Quand la crise fut venue, les Grecs perdirent leur couverture sociale... pour 40 % d'entre eux. Et en France ? La crise est-elle de nature à modifier le niveau de couverture sociale des soins ? Panorama en trois temps. Aujourd'hui, les soins ambulatoires.

Les problèmes de financement du système de santé ne datent pas d'aujourd'hui. Notre système de santé est en déficit ininterrompu depuis 1993 (20 ans !). Ce qui a changé : de nouveaux risques sont devenus également déficitaires. Le risque vieillesse tout d'abord, suivi plus récemment encore du risque famille.

Qu'avons-nous fait pour réguler ce déficit ? Nous ne parlerons ici que du déficit de l'assurance maladie, laissant de côté les nouveaux venus au podium du déficit, bien que le problème du financement des retraites soit certainement plus d'actualité que celui du financement des dépenses de santé.

Un immobilisme caractérisé

Autant le dire tout de suite, en matière de soins ambulatoires (soins de ville), ce qui caractérise l'action politique en matière de régulation des dépenses de santé, c'est un quasi immobilisme. Plus exactement, les mesures adoptées n'ont rien eu d'original : elles se sont limitées à agir en amont des consommations médicales en augmentant les cotisations (hausse des prélèvements sociaux), pénalisant ainsi la compétitivité des entreprises françaises sur le marché international, avec comme conséquence une extension du chômage. Ou encore en augmentant les taxes (tabacs, alcools, industrie pharmaceutique et même assurance automobile).

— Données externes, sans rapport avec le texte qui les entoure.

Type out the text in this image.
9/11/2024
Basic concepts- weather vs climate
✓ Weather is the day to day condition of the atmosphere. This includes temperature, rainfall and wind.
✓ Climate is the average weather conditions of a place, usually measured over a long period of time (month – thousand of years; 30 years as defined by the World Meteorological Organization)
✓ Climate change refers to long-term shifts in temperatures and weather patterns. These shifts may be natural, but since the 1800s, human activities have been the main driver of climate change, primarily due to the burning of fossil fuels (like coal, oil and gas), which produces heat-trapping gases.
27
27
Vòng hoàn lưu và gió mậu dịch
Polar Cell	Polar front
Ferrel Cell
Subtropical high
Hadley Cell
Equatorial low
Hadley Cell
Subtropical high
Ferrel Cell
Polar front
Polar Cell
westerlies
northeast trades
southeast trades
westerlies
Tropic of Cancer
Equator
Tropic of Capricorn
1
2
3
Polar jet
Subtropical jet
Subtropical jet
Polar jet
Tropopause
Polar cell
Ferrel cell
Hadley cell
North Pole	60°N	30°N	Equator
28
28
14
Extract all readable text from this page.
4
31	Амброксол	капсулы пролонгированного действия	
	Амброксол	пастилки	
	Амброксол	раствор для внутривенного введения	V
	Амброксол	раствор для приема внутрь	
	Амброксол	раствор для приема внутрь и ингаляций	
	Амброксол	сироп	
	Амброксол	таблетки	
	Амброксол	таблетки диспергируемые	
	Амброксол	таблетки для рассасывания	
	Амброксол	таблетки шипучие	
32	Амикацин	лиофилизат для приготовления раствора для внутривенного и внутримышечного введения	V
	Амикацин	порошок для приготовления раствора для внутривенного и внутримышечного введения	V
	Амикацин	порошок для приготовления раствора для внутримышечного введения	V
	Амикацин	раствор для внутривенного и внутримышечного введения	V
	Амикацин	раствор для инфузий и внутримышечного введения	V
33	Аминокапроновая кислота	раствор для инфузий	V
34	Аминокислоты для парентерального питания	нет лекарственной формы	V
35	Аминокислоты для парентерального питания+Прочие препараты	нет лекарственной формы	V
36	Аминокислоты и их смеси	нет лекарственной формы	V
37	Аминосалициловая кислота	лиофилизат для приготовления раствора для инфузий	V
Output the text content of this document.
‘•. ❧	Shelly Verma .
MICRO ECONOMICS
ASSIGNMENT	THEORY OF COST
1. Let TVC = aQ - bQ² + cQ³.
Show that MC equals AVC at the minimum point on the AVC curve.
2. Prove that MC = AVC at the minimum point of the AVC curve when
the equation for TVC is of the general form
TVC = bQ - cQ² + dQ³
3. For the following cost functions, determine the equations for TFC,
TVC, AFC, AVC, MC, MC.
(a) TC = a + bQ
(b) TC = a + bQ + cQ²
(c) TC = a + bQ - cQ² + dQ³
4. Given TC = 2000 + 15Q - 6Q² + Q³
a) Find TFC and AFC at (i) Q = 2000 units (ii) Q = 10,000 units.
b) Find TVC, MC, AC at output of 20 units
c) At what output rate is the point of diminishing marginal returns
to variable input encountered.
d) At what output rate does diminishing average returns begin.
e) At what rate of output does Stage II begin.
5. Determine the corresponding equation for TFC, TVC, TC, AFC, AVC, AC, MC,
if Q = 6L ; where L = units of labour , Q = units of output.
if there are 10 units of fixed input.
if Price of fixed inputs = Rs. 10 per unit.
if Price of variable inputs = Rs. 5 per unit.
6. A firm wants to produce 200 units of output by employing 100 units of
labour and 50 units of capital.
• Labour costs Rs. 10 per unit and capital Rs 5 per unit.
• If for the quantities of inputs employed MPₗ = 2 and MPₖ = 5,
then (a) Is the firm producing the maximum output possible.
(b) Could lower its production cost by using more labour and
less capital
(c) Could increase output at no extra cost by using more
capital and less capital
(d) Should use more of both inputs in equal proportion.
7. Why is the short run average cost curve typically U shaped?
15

Il y a eu aussi une des actions en aval visant au déremboursement des médicaments principalement (augmentation du ticket modérateur). Bref, rien de nouveau en 20 ans : hausse de prélèvements et/ou déremboursement. Se sont donc succédées que des actions de colmatage et aucune réforme digne de ce nom, pouvant laisser pronostiquer une orientation future de notre système de santé.

La seule certitude est que cet immobilisme conduit inéluctablement à un appauvrissement dans l'accès aux soins : le déremboursement entraîne nécessairement des difficultés de plus en plus grandes pour accéder aux soins. Le taux de renoncement aux soins n'a jamais été aussi grand avec 15.4 % de la population adulte sur une période de 12 mois consécutifs (IRDES – Enquête santé protection sociale).

Les franchises médicales : une injustice...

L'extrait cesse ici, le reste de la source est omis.